Earlier in the year, the boy’s friend, Alexa (his prom date) asked if she could accompany us (the boy and me), the next time we adventured to find the migrating warblers at the Magee Marsh Wildlife Refuge in Ottawa, Ohio. As word spread among their friends about our pending adventure, other classmates jumped on board to attend. The plan (Note God laughing) was to meet at the high school around 11:30 am, then caravan together to the wildlife refuge.
Of course, that’s not exactly what happened. The boy’s interview took longer than expected and I underestimated how long it would take to pick up Alexa from her home across town. By the time the interview had concluded, the boy walked home and met us, almost at the same time we pulled into the driveway. After a quick stop to change clothes and pick up supplies, we drove toward their high school, a half an hour later than planned only to discover the parking lot empty. “Dammit!” The boy uttered. “How many said they were going to come?” I asked. “A few. I feel bad we were late…” He said.

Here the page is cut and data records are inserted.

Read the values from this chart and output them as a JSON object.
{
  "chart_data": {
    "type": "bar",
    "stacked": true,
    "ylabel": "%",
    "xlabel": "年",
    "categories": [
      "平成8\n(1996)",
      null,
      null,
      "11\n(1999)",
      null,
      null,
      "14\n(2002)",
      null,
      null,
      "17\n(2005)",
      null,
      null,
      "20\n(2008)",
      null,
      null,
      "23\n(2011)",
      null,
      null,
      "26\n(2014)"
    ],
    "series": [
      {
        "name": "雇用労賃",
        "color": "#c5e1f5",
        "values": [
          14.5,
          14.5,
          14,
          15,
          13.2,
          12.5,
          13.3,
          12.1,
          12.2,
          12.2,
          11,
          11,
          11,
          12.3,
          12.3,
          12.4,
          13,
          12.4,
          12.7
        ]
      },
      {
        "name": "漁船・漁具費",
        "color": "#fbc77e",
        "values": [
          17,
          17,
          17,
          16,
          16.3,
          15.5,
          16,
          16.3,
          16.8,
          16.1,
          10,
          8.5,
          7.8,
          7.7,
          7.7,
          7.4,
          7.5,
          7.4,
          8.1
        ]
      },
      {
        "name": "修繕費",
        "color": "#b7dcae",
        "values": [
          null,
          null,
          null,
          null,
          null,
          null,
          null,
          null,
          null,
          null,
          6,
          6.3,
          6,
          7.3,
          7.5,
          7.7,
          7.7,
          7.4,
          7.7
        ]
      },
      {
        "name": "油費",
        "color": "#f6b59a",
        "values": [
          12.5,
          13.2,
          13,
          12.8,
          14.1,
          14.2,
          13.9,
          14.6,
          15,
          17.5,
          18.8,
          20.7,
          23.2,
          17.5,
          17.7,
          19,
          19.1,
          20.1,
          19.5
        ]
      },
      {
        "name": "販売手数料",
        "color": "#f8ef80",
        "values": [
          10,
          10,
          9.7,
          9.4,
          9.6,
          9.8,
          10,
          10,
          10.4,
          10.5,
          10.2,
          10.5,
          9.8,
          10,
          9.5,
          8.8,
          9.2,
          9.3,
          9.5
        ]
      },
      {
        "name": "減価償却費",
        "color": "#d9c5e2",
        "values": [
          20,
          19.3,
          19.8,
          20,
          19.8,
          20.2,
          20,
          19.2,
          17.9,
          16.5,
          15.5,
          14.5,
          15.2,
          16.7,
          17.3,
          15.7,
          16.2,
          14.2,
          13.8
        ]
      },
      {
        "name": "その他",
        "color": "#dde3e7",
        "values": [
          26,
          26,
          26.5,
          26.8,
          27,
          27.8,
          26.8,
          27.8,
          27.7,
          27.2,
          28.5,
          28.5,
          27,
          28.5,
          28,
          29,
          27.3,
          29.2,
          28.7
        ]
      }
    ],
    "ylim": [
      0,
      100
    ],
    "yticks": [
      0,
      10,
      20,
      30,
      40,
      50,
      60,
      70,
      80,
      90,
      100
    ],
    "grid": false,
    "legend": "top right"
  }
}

We arrived at the refuge about an hour later and then marveled, not only at the egrets and herons which dotted the swampland but also, the large bald eagle sitting in a nest, 50 feet up, that greeted our entrance to the parking area. Of course, the scene was made even more majestic by her mate which sat twenty feet below, playing sentry. After parking the car, I said, “Bay, you might want to put on the gloves I brought for you…” Taking a look at the sun trying to peak through the clouds the boy declined, “No I think I’ll be fine…” “Bay, it’s windy, going to rain and it’s cold, wear the gloves…” I urged, making note that Alexa and I were both wearing a pair. “No thank you…” He replied and I, like God, laughed at his plan to keep his hands warm on a day when he should have worn gloves.